Drug meant for large animals is being mixed into street drugs
[00:00:00] Host Amber Smith: Upstate Medical University in Syracuse, New York invites you to be "The Informed Patient" with the podcast that features experts from Central New York's only academic medical center. I'm your host, Amber Smith. Xylazine is a drug that can cause serious life threatening effects in people, and recently this substance has been found in street drugs in Central New York. So I'm talking with Dr. Ross Sullivan to learn more about xylazine. He's an assistant professor of emergency medicine at Upstate and director of medical toxicology. Welcome back to "The Informed Patient," Dr. Sullivan.
[00:00:36] Ross Sullivan, MD: Hi, good morning. Nice to be here.
[00:00:39] Host Amber Smith: Xylazine was in the news recently, and it may have been the first time many people heard of it. Is xylazine a new medication, or is it just new to the Central New York area?
[00:00:50] Ross Sullivan, MD: Well, it's probably just newer to our area. In fact, those of us who kind of work in this field, we've really noticed it actually here probably over a year ago now, kind of creeping in, geographically, from other areas in the Northeast. However, the last few months to six months, particularly more recently though, we've noticed it to really start becoming a larger problem. So it is newer. We have kind of been monitoring it already, over maybe the past year, but it's certainly exploded recently.

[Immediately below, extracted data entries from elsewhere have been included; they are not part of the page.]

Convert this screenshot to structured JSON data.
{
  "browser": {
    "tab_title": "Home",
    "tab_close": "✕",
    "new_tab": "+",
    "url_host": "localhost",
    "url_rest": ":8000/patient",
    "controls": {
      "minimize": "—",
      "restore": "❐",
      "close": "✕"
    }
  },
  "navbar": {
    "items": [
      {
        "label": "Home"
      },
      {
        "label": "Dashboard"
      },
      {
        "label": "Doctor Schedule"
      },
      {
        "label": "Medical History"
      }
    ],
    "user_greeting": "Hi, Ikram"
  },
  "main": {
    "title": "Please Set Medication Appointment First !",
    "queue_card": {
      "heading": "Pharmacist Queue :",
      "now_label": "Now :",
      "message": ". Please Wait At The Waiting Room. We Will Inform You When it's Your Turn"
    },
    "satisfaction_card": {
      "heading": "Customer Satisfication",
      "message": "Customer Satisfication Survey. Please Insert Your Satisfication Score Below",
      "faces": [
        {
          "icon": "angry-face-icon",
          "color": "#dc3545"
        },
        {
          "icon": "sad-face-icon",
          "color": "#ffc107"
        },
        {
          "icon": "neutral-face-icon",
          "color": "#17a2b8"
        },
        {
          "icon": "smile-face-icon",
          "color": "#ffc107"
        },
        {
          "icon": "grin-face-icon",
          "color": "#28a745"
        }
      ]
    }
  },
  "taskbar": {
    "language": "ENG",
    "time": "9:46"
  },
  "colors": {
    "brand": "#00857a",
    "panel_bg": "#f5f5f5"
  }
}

[00:01:20] Host Amber Smith: Xylazine - does it have other names?
[00:01:23] Ross Sullivan, MD: You know, on the street they might call it something like "tranq," I guess short for like tranquil or something like this. We hear that name quite a bit, or "sleep dope," or something like this. But we mostly call it Xylazine, but there's a lot of words for it on the street. We probably don't even really know all of them. Tranq probably is the most popular one.
[00:01:44] Host Amber Smith: So, is there a therapeutic use for xylazine in humans?
[00:01:49] Ross Sullivan, MD: No, not in humans. You know, it's used as a veterinary medicine, in these large animals, and it causes sedation, right? So as a sedative in the veterinary medicine. So unfortunately it has similar effects in people too.
[00:02:04] Host Amber Smith: And so the drug suppliers are somehow getting their hands on the veterinary medicine and mixing it with other drugs? I mean, nobody's out on the street looking for this to buy just this, right?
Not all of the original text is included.